東富士演習場での自衛隊の演習(2012年8月) Associated Press

 日本政府が集団的自衛権の行使容認のため憲法解釈を変更したことについて、韓国では日本の軍事化の始まりとなりかねないと懸念する声が強い。また、米国がなぜこれを支持したのか腑に落ちないとする向きも多い。

 米国は、日本の集団的自衛権の行使容認について韓国や北東アジア全体の防衛のために必要不可欠なものだとして支持している。その理由は以下の通りだ。

 米国は、北朝鮮が韓国を攻撃した場合いかなる攻撃でも韓国を防衛するが、北朝鮮の韓国侵攻を阻止することと、阻止が失敗し北朝鮮が侵攻した場合これを撃退することに特に関心を払っている。米国が北朝鮮の侵攻から韓国を防衛することになった場合、米国は韓国に軍を派遣し、北朝鮮に対する軍事作戦を実施しなければならない。

 米国は、大量の兵力や装備を韓国に送り込む必要が出てこよう。兵員数はイラクに投入にした数の2倍にもなる。米国は、そうした派遣を支援するため日本にある多くの空軍基地や港湾を利用する計画である。

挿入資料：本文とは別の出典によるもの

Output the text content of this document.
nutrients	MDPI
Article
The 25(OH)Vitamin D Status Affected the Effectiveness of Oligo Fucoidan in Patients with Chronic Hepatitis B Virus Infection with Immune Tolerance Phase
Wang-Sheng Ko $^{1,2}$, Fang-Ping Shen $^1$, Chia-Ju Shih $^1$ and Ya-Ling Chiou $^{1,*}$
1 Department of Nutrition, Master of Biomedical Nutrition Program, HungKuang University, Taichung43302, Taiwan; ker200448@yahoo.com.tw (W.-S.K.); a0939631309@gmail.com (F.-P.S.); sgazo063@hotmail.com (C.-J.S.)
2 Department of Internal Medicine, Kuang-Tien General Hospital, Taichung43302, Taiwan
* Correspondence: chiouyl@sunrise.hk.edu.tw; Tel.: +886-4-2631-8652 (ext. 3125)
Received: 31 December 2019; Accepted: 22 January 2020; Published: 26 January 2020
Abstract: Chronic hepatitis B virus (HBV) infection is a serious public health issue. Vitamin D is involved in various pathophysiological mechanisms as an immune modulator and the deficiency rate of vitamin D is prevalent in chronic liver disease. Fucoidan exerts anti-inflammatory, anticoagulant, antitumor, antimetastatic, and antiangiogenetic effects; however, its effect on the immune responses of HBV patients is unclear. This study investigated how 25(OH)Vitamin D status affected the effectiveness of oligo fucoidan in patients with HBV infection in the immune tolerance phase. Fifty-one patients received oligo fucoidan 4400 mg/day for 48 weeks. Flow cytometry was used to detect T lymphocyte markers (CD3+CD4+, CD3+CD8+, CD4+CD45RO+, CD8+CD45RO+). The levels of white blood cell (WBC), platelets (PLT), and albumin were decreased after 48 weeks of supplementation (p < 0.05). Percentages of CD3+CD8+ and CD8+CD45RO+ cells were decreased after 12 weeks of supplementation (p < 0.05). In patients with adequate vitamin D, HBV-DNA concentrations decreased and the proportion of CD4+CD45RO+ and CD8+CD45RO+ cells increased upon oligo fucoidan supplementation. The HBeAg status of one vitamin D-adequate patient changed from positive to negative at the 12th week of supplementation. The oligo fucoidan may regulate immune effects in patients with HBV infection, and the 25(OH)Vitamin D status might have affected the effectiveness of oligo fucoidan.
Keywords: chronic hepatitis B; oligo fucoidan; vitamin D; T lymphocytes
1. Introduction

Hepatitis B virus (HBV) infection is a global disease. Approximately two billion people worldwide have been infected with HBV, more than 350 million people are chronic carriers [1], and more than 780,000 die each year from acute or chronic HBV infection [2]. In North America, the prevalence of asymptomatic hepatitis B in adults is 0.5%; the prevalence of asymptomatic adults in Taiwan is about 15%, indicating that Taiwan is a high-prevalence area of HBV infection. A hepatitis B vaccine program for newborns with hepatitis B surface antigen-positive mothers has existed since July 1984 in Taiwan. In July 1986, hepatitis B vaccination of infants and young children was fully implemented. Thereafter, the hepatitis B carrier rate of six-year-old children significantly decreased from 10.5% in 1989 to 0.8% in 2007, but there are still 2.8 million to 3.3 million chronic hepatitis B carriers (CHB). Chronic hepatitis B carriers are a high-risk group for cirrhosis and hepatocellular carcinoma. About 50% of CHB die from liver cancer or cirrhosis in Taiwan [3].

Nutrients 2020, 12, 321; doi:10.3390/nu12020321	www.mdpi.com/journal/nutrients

というのも、韓国にある空軍基地や港湾は限られており、また韓国にある基地は北朝鮮の攻撃に対しぜい弱だからである。その見返りに、米軍は韓国の戦争地域から日本の民間人を避難させることになろう。

 日本の憲法では厳密に解釈すれば、これまでであれば日本の基地からの米軍派遣は認められてなかっただろう。なぜならば、日本を防衛するためのものではないからだ。そのような場合、日本の市民の中から日本政府を訴え、米軍による日本の基地利用に対する差し止め命令を求める動きが出ていただろう。

 そうした事態は、特に北朝鮮が日本に対し米軍を支援しないよう強要しようとしたならば、現実のものとなっていただろう。例えば、米軍が日本の基地を使用すれば、日本は北朝鮮軍の標的になる、と北朝鮮が警告していた場合である。

 加えて、米軍は韓国にある空軍基地能力では、北朝鮮に対する空爆など必要な航空作戦をすべて実施するには不十分であり、日本にある基地を利用して北朝鮮への攻撃に踏み切ることを望んだだろう。日本が集団的自衛権の行使を容認したことで、韓国の防衛に必要不可欠なこうした米軍の行動は認められることになろう。

 日米とも過去の歴史を踏まえ、南北朝鮮で紛争が起きた場合、日本の自衛隊を朝鮮半島に派遣することは想定していないだろう。だがそれでも、自衛隊は支援が可能だ。

 例えば、海上自衛隊は北朝鮮船舶が大量破壊兵器などを積載している場合には、臨検してこれら兵器を破壊するかもしれない。押収されなかった武器は北朝鮮の特殊部隊に引き渡され韓国向けに使われたり、テロ・グループに売却されて日本や米国などに対して使用されたりする可能性がある。海上自衛隊はまた、難民を乗せた船舶を臨検し、人道支援を提供するかもしれない。

 米韓の海軍では、武器を積載できる漁船を含め北朝鮮の船舶すべてには対処できない。海上自衛隊はかなりの艦船を所有しており、それらは主として日本海側に配置されている。したがって、北朝鮮が韓国に侵攻した場合には素早く行動を開始できるだろう。

 要するに、集団的自衛権の行使容認により、日本は韓国、さらには東アジア地域の防衛を支援する責任を担うことになるのだ。

 筆者のブルース・ベネット氏はランド研究所の上席軍事アナリスト(北東アジア軍事問題担当)。